THE PLANK AUGUST 11, 2009
Ed Kilgore is managing editor of The Democratic Strategist, a senior fellow at the Progressive Policy Institute, and a frequent contributor to a variety of political journals.
The continuing arguments over congressional "town hall meetings" and protests against health reform have largely focused on the relative authenticity of the protests. Are the people chanting against Obama and health reform at these events motivated by spontaneous civic-minded feelings, or were they rounded up and deployed by "astroturfing" p.r. outfits paid by health industry lobbyists? This post by James Vega goes into the questions of authenticity in some detail.
But I have a different question: authentic or phony, should these protests matter to Congress? We are talking, after all, about relatively small groups of people vociferously expressing a point of view (yes, some ask "questions" of their representatives, but generally of the loaded and rhetorical sort). Should these expressions be given disproportionate weight, perhaps more than, say, the party or ideology of Members of Congress, their understanding of their districts' needs, or surveys of public opinion?
The question pretty much answers itself if you don't start with vague notions, as many conservative commentators have been offering lately, that the protesters somehow represent the heart and soul of America, or Concerned Citizenry, or the Middle Class, or some such other abstraction. It's particularly amusing to hear those who doubt the significance of the protests being denounced as "elitists." What could be more "elitist" than the belief that democratic procedures should be trumped by the appearance of a few hundred highly opinionated people at a public event?
I dunno--maybe my jaundiced attitude on this subject was developed when I worked for a United States Senator back in the late 1980s and early 1990s. Yes, my boss held public forums pretty regularly, and yes, we carefully toted up calls and cards and letters sent from constituents on various issues of the day. But we were under zero illusion that these expressions of public opinion were necessarily representative of public opinion itself. At public events, the bane of every Member of Congress' existence in those days were the so-called "Notch Babies," a cohort of people born between 1917 and 1921 who were convinced they had been denied Social Security benefits that people born just before or after received. "Notch Babies" showed up at every available forum demanding financial reparations. Members and staff patiently listened to, and tried to reason with, these disgruntled citizens, with limited success. But you know what? Legislation to "fix" the "notch" was never enacted.

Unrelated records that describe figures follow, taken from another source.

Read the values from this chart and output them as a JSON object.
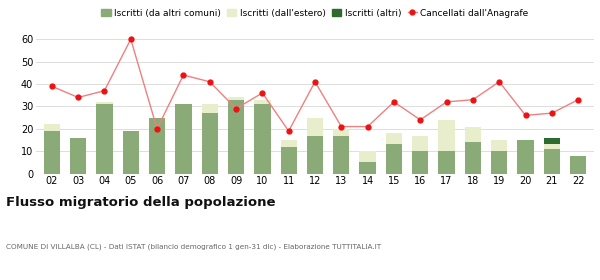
{
  "years": [
    "02",
    "03",
    "04",
    "05",
    "06",
    "07",
    "08",
    "09",
    "10",
    "11",
    "12",
    "13",
    "14",
    "15",
    "16",
    "17",
    "18",
    "19",
    "20",
    "21",
    "22"
  ],
  "iscritti_comuni": [
    19,
    16,
    31,
    19,
    25,
    31,
    27,
    33,
    31,
    12,
    17,
    17,
    5,
    13,
    10,
    10,
    14,
    10,
    15,
    11,
    8
  ],
  "iscritti_estero": [
    3,
    0,
    1,
    0,
    0,
    0,
    4,
    1,
    2,
    3,
    8,
    3,
    5,
    5,
    7,
    14,
    7,
    5,
    0,
    2,
    0
  ],
  "iscritti_altri": [
    0,
    0,
    0,
    0,
    0,
    0,
    0,
    0,
    0,
    0,
    0,
    0,
    0,
    0,
    0,
    0,
    0,
    0,
    0,
    3,
    0
  ],
  "cancellati": [
    39,
    34,
    37,
    60,
    20,
    44,
    41,
    29,
    36,
    19,
    41,
    21,
    21,
    32,
    24,
    32,
    33,
    41,
    26,
    27,
    33
  ],
  "color_comuni": "#8aab78",
  "color_estero": "#e8eecc",
  "color_altri": "#2d6a2d",
  "color_cancellati": "#ee1111",
  "color_line": "#f08080",
  "ylim": [
    0,
    65
  ],
  "yticks": [
    0,
    10,
    20,
    30,
    40,
    50,
    60
  ],
  "title": "Flusso migratorio della popolazione",
  "subtitle": "COMUNE DI VILLALBA (CL) - Dati ISTAT (bilancio demografico 1 gen-31 dic) - Elaborazione TUTTITALIA.IT",
  "bg_color": "#ffffff",
  "grid_color": "#d8d8d8",
  "legend_label_comuni": "Iscritti (da altri comuni)",
  "legend_label_estero": "Iscritti (dall'estero)",
  "legend_label_altri": "Iscritti (altri)",
  "legend_label_cancellati": "Cancellati dall'Anagrafe"
}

Elected representatives do have a responsibility to give constituents opportunities to ask them questions and express their own views, as a simple matter of accountability. But those voices should not be confused with the "voice of the people," measured a bit more scientifically by elections, in which, as you may recall, the candidates clearly preferred by most if not all of the health reform protesters lost. This probably made them feel "disempowered" and perhaps even angry and inclined to answer that email and go out to shake fists at the Democrat Socialist representing them so badly in Congress. That's all well and good, and any Member of Congress who can't take heckling now and then is probably in the wrong line of work. But the idea that the chants and signs and head-counts at these highly selective events ought to sway votes on real issues is just wrong.